Palavras-chave: Ministério Público; Investigação; Constitucionalidade.
SUMÁRIO: 1. INTRODUÇÃO - 2 EVOLUÇÃO HISTÓRICA DAS INSTITUIÇÕES E DA INVESTIGAÇÃO CRIMINAL - 2.1 MINISTÉRIO PÚBLICO - 3. ARGUMENTOS FAVORÁVEIS AO MP - 4. ARGUMENTOS CONTRÁRIOS - 5. RESUMO E SISTEMATIZAÇÃO DAS FUNDAMENTAÇÕES - 6. CONCLUSÃO - 7. REFERÊNCIAS BIBLIOGRÁFICAS
1. INTRODUÇÃO
O fenômeno da criminalidade, seja ela organizada ou não, deixa a população apreensiva, desafia o poder do Estado e cria, para o Direito Penal e Processual Penal, questões novas e de difícil solução
Violência, inteligência e sofisticação utilizadas pelas organizações criminosas e pelos criminosos em suas ações requerem a adoção de respostas estatais firmes para repressão, ao mesmo tempo em que exigem objetividade e coerência do legislador, incumbido de evitar que as garantias individuais sejam atingidas.
Neste contexto, a investigação criminal, consistente em atos realizados pelos órgãos do Estado-Investigação para a apuração das infrações penais, é uma etapa importante na obtenção da verdade processual, e adquire relevância ainda maior quando a questão envolve as formas de realização desta Investigação e a postura dos órgãos encarregados com a finalidade própria da aplicação do Direito Penal pelo Estado, através do Processo Penal, num momento de singular conquistas, respeito e fidelidade aos Direitos Fundamentais.
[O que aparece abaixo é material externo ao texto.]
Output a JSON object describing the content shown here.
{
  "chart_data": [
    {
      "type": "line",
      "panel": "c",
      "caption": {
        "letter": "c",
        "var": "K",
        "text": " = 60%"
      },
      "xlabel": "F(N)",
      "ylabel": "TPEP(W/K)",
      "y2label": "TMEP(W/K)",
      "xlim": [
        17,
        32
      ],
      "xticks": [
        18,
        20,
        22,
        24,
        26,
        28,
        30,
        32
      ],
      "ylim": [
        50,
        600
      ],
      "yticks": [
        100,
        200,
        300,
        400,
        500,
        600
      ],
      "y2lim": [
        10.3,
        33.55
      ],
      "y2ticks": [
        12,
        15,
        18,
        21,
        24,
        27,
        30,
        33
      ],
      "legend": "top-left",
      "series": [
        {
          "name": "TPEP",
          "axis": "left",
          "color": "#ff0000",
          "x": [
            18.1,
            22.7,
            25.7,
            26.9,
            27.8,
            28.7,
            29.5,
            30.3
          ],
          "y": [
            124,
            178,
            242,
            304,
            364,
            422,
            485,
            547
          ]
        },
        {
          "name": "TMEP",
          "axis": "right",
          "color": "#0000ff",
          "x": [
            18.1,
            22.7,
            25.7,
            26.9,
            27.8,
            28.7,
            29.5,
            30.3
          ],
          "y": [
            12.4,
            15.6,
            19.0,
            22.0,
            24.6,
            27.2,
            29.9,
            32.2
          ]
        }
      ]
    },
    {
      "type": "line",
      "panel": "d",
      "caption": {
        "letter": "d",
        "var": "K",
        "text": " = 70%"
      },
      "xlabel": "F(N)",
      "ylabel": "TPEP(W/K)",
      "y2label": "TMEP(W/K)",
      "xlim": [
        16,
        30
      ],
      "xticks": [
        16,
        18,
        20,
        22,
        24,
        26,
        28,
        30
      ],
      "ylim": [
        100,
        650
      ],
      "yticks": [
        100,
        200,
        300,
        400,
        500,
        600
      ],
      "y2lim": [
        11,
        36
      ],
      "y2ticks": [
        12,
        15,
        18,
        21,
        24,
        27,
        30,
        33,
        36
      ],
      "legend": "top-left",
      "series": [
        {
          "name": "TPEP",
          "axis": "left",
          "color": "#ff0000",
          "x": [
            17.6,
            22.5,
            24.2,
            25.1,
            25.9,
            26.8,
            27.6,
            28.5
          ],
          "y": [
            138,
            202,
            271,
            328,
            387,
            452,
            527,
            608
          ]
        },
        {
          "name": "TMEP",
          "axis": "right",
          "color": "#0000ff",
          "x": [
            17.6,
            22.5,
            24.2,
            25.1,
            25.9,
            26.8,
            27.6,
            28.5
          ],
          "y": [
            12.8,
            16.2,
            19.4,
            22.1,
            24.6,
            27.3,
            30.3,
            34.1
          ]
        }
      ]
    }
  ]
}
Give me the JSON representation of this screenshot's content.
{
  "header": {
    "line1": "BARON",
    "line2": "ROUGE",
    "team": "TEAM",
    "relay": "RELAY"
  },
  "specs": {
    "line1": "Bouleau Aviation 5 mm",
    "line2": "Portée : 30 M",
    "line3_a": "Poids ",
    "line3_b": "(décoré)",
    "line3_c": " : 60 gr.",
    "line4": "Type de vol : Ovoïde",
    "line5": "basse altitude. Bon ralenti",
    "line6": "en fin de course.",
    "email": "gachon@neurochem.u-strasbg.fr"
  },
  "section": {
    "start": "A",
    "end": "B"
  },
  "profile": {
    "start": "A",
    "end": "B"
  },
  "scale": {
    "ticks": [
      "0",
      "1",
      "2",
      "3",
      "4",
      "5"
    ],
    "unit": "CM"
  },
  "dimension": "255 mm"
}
O Estado atual, garantidor dos direitos de seus cidadãos e defensor de seus valores, fins e possibilidades, inclusive de sua segurança jurídica e segurança pública, avança na extensão e aplicação dos conceitos e fundamentos atuais informadores do Processo Penal e do Direito Penal. Com isto, busca uma coexistência pacífica e profícua entre seus cidadãos, garantindo-lhes que, na hipótese de transgressão de alguma norma de direito, sua apuração, processamento e julgamento, serão regidos por regras anteriormente editadas e inteiramente adaptadas ao pensamento jurídico contemporâneo de respeito aos outrora chamados Direitos do Homem, proibindo que ilegalidades – como a prática de torturas, provas ilícitas, regras de exceção, dentre outras – sejam cometidas pelos seus Poderes e Instituições criadas com a finalidade de conhecerem destes atos anti-jurídicos, apurá-los e reestabelecer a situação de normalidade.
Assim, o presente estudo se ampara no enfoque contemporâneo da investigação criminal para abordar, inicialmente, algumas particularidades da evolução histórica das instituições que, no Brasil atual, disputam esta atividade estatal, verificando, também, de modo bem perfunctório, como outros países do mundo tratam da questão, trazendo, por fim, qual a legislação brasileira vigente aplicável ao assunto.
Posteriormente, busca esquematizar os argumentos – se bem que alguns são tão fracos que não poderiam ser chamados assim – que são favoráveis a que a instituição Ministério Público proceda, diretamente, por seus membros, investigações criminais tendentes à apuração de infrações penais.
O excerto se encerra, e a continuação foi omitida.